Both costs and coverage matter when choosing insurance
By: Trudy Lieberman
It’s open enrollment time for medical insurance, and for people shopping the individual insurance market, the choices are as confusing as ever.
Television ads splashing over the airwaves as the midterm elections came to a close didn’t help much. By the end of the campaign, it was hard to find any candidate – Democrat or Republican – who didn’t want to cover people with preexisting health conditions.
The devil was in the details, though, and how politicians suggested people should be covered remained mostly a mystery.
In Missouri, for example, Senator-elect Josh Hawley, as the state’s attorney general, signed onto a Texas lawsuit that would wipe out coverage for preexisting conditions while at the same time running campaign ads saying that he supported “forcing insurance companies to support all preexisting conditions.” How many Missourians picked up on the contradiction?
Besides the muddled campaign messages, big changes in the individual marketplace can easily trip up families searching for a good policy.
The individual mandate – the requirement that nearly everyone have insurance – is gone effective January 2019. That means there are no penalties for not having health insurance.
The Trump administration has also resurrected two kinds of insurance policies that caused consumers lots of problems in the old days: association policies sold by groups that band together to buy insurance, and the so-called short-term policies that are active for only a short time. This year the Trump administration says a short-term policy can last for three years.
The idea behind these two kinds of policies is to make insurance cheaper. In some cases it can be far cheaper than an Affordable Care Act policy sold on your state’s shopping exchange.
There are good reasons why these plans are cheaper than policies complying with the Affordable Care Act, which cover more conditions such as mental health treatment and pregnancy care, plus end restrictions on lifetime coverage.
The ACA-compliant plans’ biggest protection of all may be the right to buy a policy no matter what your existing health condition is, and the ACA has opened the door for millions of Americans to buy health coverage for the first time.
However, that protection so valuable to sick people comes with a trade-off: higher premiums. Since insurers selling in the state exchanges can no longer exclude sick people, they need to compensate for the greater risk people with heart disease, cancer or other major illnesses present by charging higher premiums.

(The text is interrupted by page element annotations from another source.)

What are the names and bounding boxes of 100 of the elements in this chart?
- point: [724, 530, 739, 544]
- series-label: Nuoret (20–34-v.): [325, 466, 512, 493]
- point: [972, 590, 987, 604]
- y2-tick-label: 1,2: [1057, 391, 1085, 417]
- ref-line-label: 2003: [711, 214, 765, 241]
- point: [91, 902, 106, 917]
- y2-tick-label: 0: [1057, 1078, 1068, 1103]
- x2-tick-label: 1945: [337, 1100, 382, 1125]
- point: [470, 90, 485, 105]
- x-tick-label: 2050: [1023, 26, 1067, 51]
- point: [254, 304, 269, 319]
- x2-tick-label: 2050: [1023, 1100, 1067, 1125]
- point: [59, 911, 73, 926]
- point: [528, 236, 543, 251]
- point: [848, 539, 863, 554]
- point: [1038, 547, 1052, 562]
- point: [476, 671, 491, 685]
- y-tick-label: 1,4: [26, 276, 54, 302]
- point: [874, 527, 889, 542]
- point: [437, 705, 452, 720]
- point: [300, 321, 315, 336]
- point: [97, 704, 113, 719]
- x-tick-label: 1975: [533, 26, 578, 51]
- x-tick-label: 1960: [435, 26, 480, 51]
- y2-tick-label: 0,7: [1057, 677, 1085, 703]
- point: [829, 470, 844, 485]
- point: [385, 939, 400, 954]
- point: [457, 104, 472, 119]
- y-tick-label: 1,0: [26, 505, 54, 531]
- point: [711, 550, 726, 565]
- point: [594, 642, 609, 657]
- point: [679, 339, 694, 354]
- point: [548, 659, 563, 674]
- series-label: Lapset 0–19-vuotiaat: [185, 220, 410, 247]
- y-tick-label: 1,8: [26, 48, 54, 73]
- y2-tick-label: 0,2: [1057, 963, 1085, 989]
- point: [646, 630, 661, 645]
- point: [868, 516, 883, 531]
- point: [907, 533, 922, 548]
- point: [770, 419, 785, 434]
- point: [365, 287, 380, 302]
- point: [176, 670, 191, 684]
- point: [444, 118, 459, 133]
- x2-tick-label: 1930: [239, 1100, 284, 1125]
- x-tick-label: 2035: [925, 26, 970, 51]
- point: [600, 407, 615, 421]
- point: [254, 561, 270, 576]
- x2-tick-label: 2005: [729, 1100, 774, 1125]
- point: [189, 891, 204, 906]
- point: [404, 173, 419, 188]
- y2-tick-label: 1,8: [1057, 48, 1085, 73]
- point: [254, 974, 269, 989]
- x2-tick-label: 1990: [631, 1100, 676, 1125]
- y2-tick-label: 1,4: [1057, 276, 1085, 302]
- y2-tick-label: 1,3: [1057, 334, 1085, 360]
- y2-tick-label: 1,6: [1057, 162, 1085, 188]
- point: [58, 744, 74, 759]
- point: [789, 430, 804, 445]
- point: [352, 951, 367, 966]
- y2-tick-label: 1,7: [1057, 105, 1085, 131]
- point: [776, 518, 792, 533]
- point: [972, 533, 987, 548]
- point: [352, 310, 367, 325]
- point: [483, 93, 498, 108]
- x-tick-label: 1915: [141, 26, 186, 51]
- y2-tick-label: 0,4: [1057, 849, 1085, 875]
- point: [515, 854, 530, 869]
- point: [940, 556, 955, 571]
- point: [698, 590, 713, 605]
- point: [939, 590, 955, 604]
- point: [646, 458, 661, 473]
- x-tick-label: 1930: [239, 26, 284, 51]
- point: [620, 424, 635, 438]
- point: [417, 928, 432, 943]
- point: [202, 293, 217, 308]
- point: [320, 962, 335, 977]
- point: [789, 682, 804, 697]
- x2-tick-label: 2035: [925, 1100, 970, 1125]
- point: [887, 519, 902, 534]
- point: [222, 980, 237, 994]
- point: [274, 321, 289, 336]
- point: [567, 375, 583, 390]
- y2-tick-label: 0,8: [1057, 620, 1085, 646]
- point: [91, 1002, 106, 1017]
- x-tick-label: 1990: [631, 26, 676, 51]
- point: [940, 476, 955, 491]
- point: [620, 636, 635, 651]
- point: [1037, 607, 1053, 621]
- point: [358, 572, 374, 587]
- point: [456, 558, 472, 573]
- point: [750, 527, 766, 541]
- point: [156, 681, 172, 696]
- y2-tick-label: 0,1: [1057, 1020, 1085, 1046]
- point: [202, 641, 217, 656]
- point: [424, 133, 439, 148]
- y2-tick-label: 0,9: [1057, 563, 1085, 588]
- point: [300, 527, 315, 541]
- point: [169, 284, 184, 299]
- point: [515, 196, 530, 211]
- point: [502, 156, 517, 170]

Sellers of association policies can make their offerings very unattractive to sick people by limiting the number of doctors in their networks who treat certain costly diseases like HIV-AIDS, for example. If people with this disease can’t find a physician in the network, they’ll likely pick another plan.
In comparing policies this year, first consider how much you can pay. Remember, the government helps those with incomes below 400 percent of the federal poverty level pay the premiums if they buy a policy in one of the state exchanges.
Next, closely examine the coverage. Some people may find a policy that covers two visits to the doctor is fine, but a person with a chronic condition won’t. Others may find the prescription drug or mental health coverage of an ACA policy is what they need.
Start your search by looking carefully at the offerings on your state exchange. It’s possible that you’ll be able to buy a silver plan that offers more coverage than a bronze policy and costs less this year. You might be asking yourself: Are these “new” offerings better than nothing?
As I’ve said before, it depends on your tolerance for risk. If you’re healthy and willing to gamble you’ll never get sick, then a short-term policy that doesn’t offer comprehensive coverage might work. But if you’re worried about unexpected illness, buy the best policy in your exchange that you can afford.